Messaging between blue and green bubbles is getting safer. With the discharge of iOS 26.5, end-to-end encrypted RCS messaging will begin rolling out in beta for iPhone owners and Android phone customers with the most recent model of Google Messages, in line with a post from Apple on Monday.
Finish-to-end encryption protects a message’s privateness and safety when it is being despatched from one system to a different. Apple and Google have lengthy supplied encrypted messaging inside iMessage and Google Messages, respectively. However this sort of encryption did not work for RCS and SMS messages despatched between iOS and Android till now.
The function will steadily roll out to iPhone and Android customers over the approaching months.
For years, there’s been a “blue versus inexperienced bubble” divide between iPhone and Android homeowners. This ranged from Android customers being teased for his or her inexperienced bubbles breaking iMessage group threads to changing into a significant social stigma, with individuals being bullied for not having an iPhone.
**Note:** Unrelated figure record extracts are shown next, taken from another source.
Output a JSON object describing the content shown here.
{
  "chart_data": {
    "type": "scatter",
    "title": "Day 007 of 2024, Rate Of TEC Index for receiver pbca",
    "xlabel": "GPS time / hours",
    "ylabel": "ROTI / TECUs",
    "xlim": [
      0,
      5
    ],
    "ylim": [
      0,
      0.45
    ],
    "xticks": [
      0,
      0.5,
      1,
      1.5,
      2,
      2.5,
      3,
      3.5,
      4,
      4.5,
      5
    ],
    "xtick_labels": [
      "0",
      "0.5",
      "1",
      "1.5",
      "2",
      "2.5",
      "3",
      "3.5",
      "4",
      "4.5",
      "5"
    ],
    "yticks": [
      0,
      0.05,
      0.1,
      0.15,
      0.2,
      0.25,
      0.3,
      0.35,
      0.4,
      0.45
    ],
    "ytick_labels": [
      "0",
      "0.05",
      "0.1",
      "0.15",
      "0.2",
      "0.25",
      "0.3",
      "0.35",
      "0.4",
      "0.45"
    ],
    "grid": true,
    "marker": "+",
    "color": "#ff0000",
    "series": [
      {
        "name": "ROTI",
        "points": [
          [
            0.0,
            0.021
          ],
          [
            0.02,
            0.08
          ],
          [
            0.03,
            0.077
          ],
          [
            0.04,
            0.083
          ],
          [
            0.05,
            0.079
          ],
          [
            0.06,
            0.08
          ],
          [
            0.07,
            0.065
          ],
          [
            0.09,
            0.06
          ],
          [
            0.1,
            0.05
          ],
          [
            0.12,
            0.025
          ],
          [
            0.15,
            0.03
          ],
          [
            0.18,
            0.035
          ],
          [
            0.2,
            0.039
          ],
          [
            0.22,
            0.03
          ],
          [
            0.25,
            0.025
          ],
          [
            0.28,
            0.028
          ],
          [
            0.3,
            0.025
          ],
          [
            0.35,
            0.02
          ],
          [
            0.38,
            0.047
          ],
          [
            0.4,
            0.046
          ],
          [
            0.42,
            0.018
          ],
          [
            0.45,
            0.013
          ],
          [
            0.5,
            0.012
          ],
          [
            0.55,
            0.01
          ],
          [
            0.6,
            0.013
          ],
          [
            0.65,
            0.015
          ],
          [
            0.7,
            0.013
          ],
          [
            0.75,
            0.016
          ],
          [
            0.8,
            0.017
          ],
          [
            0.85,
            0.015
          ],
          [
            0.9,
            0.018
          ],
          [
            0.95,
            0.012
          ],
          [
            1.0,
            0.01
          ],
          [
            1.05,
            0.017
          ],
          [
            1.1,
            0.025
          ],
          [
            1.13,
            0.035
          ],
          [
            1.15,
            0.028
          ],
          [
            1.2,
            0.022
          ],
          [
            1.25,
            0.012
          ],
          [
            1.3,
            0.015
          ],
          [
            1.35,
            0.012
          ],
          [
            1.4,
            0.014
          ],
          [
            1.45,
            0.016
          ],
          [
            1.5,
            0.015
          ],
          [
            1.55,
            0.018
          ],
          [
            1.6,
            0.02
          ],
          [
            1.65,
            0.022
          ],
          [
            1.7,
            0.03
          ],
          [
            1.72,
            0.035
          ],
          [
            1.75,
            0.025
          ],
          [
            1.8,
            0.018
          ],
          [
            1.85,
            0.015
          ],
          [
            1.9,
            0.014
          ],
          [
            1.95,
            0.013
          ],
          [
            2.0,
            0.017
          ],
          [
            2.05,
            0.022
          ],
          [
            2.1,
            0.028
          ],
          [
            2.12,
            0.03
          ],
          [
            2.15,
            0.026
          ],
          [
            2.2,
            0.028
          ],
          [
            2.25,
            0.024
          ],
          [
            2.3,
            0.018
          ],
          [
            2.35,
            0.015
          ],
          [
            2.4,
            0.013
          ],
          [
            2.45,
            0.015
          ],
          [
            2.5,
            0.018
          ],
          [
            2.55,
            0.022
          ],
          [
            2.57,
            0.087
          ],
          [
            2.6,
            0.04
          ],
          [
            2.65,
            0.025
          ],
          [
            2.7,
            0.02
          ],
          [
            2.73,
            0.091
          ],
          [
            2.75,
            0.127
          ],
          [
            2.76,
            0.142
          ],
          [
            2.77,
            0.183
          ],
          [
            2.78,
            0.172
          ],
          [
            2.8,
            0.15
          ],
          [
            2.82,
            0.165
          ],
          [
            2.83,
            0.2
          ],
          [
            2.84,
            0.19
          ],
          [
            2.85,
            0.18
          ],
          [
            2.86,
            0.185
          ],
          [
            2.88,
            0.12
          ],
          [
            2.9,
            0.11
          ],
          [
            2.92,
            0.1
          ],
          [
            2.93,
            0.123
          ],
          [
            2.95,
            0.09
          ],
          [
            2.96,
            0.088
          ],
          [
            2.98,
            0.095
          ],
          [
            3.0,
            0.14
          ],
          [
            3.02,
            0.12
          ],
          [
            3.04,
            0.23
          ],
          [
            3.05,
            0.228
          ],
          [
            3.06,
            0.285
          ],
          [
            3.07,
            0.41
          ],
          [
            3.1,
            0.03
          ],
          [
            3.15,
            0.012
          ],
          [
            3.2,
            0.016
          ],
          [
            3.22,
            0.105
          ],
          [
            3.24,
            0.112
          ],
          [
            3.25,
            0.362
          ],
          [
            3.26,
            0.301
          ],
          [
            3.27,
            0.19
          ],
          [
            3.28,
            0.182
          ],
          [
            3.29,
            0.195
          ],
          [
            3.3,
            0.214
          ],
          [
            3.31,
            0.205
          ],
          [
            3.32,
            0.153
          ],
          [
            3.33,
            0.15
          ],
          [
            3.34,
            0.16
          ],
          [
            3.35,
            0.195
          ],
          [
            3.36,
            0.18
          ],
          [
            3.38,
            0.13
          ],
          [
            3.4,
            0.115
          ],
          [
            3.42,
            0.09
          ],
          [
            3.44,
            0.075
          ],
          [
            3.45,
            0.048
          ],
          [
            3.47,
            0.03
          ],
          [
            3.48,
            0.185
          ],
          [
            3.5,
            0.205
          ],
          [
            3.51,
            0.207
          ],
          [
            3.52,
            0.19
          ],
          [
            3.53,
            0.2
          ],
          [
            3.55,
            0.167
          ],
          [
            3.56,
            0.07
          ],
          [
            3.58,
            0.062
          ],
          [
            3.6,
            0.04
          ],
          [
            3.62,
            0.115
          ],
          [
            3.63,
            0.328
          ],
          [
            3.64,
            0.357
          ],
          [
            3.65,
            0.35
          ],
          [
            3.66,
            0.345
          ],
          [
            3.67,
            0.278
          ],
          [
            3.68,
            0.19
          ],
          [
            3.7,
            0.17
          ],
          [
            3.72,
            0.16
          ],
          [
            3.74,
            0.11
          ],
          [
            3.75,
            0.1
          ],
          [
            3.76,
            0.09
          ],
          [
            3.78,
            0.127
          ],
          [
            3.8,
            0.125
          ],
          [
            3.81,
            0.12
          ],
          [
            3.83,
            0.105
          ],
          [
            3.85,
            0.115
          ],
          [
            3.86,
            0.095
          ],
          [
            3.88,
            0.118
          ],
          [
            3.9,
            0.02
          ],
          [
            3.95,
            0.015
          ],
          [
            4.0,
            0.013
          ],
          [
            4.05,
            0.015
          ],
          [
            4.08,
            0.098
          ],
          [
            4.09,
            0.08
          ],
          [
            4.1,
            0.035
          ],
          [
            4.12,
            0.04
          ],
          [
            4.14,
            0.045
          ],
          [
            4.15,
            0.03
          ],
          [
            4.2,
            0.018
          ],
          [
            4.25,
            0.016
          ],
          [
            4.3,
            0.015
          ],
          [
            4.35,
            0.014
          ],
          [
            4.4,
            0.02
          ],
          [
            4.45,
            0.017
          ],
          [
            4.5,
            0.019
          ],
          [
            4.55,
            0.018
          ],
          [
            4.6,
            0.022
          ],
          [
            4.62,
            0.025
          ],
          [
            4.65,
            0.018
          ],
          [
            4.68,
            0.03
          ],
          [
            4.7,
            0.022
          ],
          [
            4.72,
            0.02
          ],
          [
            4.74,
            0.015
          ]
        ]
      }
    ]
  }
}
In 2024, Apple added help for Rich Communication Services, or RCS, to the iPhone with the discharge of iOS 18, bringing some parity between iMessage and Google Messages however missing end-to-end encryption throughout the 2 platforms.
It is important that Apple and Google are working collectively to convey end-to-end encryption to the GSMA’s RCS Common Profile.
Cross-platform RCS chats will probably be encrypted for iPhone customers on iOS 26.5 and Android customers on the most recent model of Google Messages with supported carriers. There will be a lock icon on the chat indicating that the dialog is encrypted — one thing RCS Google Messages already has. The lock may even seem in iMessage-only threads (blue bubbles) to point they’re encrypted.
As iMessage and Google Messages’ end-to-end encryption reaches all customers, it’ll robotically apply to new and present RCS conversations.